New radial basis function network method based on decision trees to predict flow variables in a curved channel

Abstract

Open channel bends have fascinated engineers and scientists for decades while providing water for domestic, irrigation and industrial consumption. The presence of curvature in a channel impacts the flow pattern, velocity and water surface profile. Simulating flow variables such as velocity and water surface depth is one of the most important matters in the design and application of open channel bends. This study investigates a new neural network method using the radial basis function (RBF) based on decision trees (DT-RBF) to predict velocity and free-surface water profiles in a 90° open channel bend. In this study, 506 flow depth and 520 depth-averaged velocity field data obtained at 5 different discharges (5, 7.8, 13.6, 19.1 and 25.3 l/s) in a 90° sharp bend were used for training and testing purposes. The obtained results showed that the proposed DT-RBF models were more accurate than RBF models in estimating flow depth and depth-averaged velocity in the bend.
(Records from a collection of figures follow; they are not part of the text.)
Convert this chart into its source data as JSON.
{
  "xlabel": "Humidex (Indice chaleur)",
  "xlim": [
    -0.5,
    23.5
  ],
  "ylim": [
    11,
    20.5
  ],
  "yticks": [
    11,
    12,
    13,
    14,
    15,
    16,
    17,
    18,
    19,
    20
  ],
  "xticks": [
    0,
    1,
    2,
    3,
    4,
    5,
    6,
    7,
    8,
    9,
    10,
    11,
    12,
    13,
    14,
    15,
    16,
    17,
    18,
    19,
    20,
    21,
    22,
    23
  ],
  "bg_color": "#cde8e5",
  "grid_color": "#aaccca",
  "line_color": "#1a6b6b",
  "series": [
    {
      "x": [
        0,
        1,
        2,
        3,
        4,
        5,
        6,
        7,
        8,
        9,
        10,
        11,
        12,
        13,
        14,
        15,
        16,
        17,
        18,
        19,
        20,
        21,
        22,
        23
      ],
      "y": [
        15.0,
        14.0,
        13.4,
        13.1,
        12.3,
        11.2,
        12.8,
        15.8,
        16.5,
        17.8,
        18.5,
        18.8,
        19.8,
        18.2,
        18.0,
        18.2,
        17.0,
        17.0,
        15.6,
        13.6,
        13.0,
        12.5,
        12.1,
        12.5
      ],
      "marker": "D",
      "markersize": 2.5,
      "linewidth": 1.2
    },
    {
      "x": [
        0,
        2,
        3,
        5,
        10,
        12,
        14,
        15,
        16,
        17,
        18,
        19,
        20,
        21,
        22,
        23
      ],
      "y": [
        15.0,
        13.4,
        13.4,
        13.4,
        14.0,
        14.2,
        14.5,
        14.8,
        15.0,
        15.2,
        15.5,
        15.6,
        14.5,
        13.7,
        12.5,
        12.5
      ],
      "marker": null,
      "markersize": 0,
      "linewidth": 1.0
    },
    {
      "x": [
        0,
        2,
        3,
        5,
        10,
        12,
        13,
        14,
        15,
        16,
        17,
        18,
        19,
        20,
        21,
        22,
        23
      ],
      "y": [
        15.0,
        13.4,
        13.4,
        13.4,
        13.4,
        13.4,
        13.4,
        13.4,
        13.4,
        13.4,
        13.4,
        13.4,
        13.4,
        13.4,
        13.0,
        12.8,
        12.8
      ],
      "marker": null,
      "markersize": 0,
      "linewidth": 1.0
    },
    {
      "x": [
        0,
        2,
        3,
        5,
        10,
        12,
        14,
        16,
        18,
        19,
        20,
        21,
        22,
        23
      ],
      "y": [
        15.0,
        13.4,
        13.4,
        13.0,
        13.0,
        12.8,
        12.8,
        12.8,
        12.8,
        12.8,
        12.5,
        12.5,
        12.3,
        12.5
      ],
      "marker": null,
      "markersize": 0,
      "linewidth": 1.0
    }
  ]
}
The RBF root-mean-square error (RMSE), mean absolute error (MAE) and relative error (δ) were reduced by 20, 24 and 23.5%, respectively, when using the hybrid DT-RBF model to estimate the depth-averaged velocity. For water surface prediction, the RMSE, MAE and δ decreased by 33, 27.5 and 37%, respectively, when using the proposed DT-RBF hybrid model. For the longitudinal profiles of water surface profile prediction at the outer edge, MAE (0.018) improved to MAE (0.0084) with DT-RBF. It was found that the hybrid decision tree-based method significantly improved RBF neural network performance in forecasting the velocity and free-surface water profiles in a 90° open channel sharp bend.